The distribution of regression coefficients across the 1,000 simulations is plotted below. As shown, the parameter estimates vary appropriately across replications:

lapply(simulation_results, function (x) {
  params <-
    parameterestimates(x) |>
    as.data.table()
  params[op == "~"]
}) |>
  rbindlist() |>
  ggplot(aes(est)) +
  geom_histogram() +
  facet_wrap(~rhs, scales = "free_x") +
  theme_bw()

`stat_bin()` using `bins = 30`. Pick better value `binwidth`.

A key point of concern in the original paper is the treatment of language as a predictor. Language was included as a single numeric variable, despite being a three-category nominal variable (English, German, Finnish). This is a clear misspecification: coding language as continuous imposes an arbitrary ordering and induces linear effects that have no meaningful interpretation. As a result, the claim that “Finnish led to improved automated scores” cannot be supported.

Even if we momentarily ignore the coding issue, one would expect no association between language and automated scoring if the scoring mechanism were unbiased across languages. Any non-zero effect would indicate a calibration issue.

More problematic is the paper’s claim of an indirect effect of language on human scores via the automated score. This is not supported by the model they presented:

no mediation pathway is explicitly specified;
there is no direct language → human path;
and conceptually, it is unclear how an automated scoring mechanism could mediate a causal relationship between language and human judgements.

In short, the model structure in the paper does not justify the inferential claims made about language, and the parameterisation prevents meaningful interpretation.

Conclusion

The simulations demonstrate that, when the model is specified as depicted in the paper, it produces a normal range of fit indices centred around RMSEA ≈ .07 and CFI ≈ .90, with substantial variation across replications.
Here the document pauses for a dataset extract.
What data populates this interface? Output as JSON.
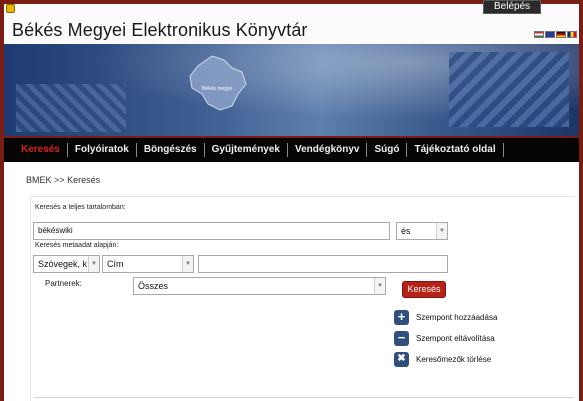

This is what we would expect from a model with seven degrees of freedom and no hidden parameters. In contrast, the published study reports nearly perfect fit (e.g., RMSEA ≈ 0, CFI = 1) based on a model with one degree of freedom. These results are incompatible. The only way their model could achieve the reported fit is if additional free parameters were estimated but not presented. Most plausibly, residual covariances or mean structure components. This renders the model almost saturated. In such a scenario, excellent fit is not evidence of a good model; it is an inevitability.

Beyond the fit issue, the treatment of language is especially problematic. The paper includes language as a single numeric predictor, despite the data involving three distinct linguistic groups. This coding error imposes an artificial ordering on categories (e.g., English < German < Finnish), generating regression effects that have no legitimate interpretation. Any claim that “Finnish students scored higher” or that “language predicted automated scores” is therefore unsupported. Even if the coding had been correct, a construct-relevant language effect would still be unexpected, as a fair scoring system should not advantage any language group.

This issue becomes even more concerning when the paper suggests an indirect effect of language on human scores viaautomated scoring. The model they present does not include the necessary structure for mediation, but more importantly, the claim is conceptually incoherent. Automated scoring cannot serve as a mediator between language and human judgement; any association is far more likely an artefact of measurement non-equivalence across languages, not a meaningful psychological mechanism. Treating measurement bias as a causal pathway fundamentally misrepresents what the model can show.

Taken together, the inconsistencies in reported fit, the incorrect handling of categorical predictors, and the conceptual leap from measurement artefact to psychological mediation raise substantial concerns about the validity of the study’s conclusions. Simulations using the reported summary statistics indicate that the theoretical model, when properly specified, does not support the strong claims made in the paper.